Dopo essersi recati in posti inospitali come le Isole Cayman, le Isole Salomone e le Bahamas per raccogliere esemplari di diverse specie abitanti la barriera corallina, i ricercatori hanno provato a determinare quanto la fluorescenza fosse un fenomeno diffuso nei pesci, impiegando ricostruzioni filogenetiche (i soliti alberi basati sul DNA) e spettrometria.

I risultati hanno dato vita ad uno degli articoli di Plos con le foto più belle di sempre.

La biofluorescenza è risultata presente in 16 ordini, 50 famiglie, 105 generi e più di 180 specie diverse di pesci.

OK, ne avevamo persi parecchi.

Ecco...sì, c'è qualche pesce biofluorescente..

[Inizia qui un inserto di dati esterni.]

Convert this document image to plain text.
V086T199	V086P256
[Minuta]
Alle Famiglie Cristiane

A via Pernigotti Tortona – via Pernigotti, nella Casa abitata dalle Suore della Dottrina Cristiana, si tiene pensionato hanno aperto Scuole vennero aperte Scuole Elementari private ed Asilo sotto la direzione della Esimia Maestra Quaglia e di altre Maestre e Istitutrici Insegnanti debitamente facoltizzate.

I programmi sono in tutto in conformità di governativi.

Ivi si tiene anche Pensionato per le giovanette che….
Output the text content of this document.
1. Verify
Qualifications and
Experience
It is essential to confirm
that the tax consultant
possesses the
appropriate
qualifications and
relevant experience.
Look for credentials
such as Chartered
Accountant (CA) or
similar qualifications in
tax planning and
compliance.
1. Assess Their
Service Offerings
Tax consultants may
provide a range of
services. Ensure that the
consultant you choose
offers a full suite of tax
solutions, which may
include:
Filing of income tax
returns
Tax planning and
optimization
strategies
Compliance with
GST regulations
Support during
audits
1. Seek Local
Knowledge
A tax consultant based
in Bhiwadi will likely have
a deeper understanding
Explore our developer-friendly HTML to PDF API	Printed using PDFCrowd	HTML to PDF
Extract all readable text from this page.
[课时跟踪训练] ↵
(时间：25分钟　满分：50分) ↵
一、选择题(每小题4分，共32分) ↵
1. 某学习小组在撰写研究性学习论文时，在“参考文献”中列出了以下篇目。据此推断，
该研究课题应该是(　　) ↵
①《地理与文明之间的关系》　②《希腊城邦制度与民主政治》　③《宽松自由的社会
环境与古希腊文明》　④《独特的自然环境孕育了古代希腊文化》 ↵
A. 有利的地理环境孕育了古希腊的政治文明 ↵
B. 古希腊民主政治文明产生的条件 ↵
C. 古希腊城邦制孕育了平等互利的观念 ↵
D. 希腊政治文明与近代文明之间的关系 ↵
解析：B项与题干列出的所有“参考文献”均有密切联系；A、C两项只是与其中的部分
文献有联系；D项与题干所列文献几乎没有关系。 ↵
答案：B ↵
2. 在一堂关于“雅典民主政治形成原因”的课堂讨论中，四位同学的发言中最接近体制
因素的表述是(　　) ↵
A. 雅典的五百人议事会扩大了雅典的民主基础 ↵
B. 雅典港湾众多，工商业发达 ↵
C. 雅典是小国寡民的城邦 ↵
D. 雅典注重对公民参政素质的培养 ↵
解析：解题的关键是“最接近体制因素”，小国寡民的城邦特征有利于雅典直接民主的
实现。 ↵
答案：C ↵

Ecco…sì, c’è qualche pesce biofluorescente… Immagine Sparks et al. 2014

Specie molto vicine tra loro in termini evolutivi e simili ad uno sguardo superficiale presentano fluorescenze estremamente diverse, mentre pesci poco colorati ad occhio nudo risplendono con le più spettacolari tonalità di rosso, arancione e verde. Quest’ultimo caso merita un’analisi più approfondita.

Molti pesci vedono tranquillamente i colori ma alcuni, in particolare quelli mimetici, possiedono anche dei filtri intraoculari speciali che li aiutano a visualizzare meglio le tonalità che si trovano a lunghezze d’onda ampie. Questa caratteristica sembrerebbe conferire loro un vantaggio non da poco: comunicazione segreta.

Un normale predatore che osserva una roccia potrebbe non notare quel ghiozzo marroncino triste, intento a sembrare parte del fondale. Il ghiozzo, dalla sua, sa che sta inviando un messaggio colorato visibile solo a chi ha la possibilità di recepirlo come, ad esempio, un suo potenziale partner.

Ma alcuni predatori, come gli squali, i filtri ottici li hanno.

Tuttavia la biofluorescenza permette ad alcune prede di portare il mimetismo ad un nuovo livello. Oltre ai pesci, altri organismi marini, come le alghe, producono emissioni colorate grazie a pigmenti come la clorofilla. Le zone ricoperte da questi organismi, a chi ha il colore giusto, l’ambiente perfetto per nascondersi anche ai predatori più tecnologici.

Scorpaenopsis papuensis con sfondo di alghe

Scorpaenopsis papuensis su sfondo di alghe rosse. Immagine modificata da Sparks et al. 2014

Dalle analisi di Sparks e colleghi è risultato però che anche alcuni pesci di profondità sono capaci di fluorescenza. La cosa sembra non avere senso. Là, nell’oscurità più completa, questi animali possiedono la capacità di risplendere ma, senza nemmeno il più flebile raggio di luce, non possono farlo. Tuttavia, come nella migliore tradizione dickensiana, un fantasma barbuto a cavallo di una Chelonoidis nigra deve avere suggerito un’ipotesi agli autori: magari questi animali non ne hanno bisogno, ma i loro antenati di acqua dolce sì.

E così i discendenti di questi animali di acque basse possiedono ora un carattere a loro totalmente inutile ma che a noi regala, per l’ennesima volta, la possibilità di capire più a fondo uno degli spettacoli più belli del mondo.

Che non vi dico qual è se no Dawkins mi fa causa.

FONTI

  • Sparks, J. S., Schelly, R. C., Smith, W. L., Davis, M. P., Tchernov, D., Pieribone, V. a., & Gruber, D. F. (2014). The Covert World of Fish Biofluorescence: A Phylogenetically Widespread and Phenotypically Variable Phenomenon. (D. Fontaneto, Ed.)PLoS ONE, 9(1), e83259.

  1. Andrea Pattaro

    Ciao, molto bello il blog… solo una noticina: con tutta probabilità il pesce di “Alla ricerca di Nemo” è il più comune Amphiprion ocellaris, piuttoscto che A. percula.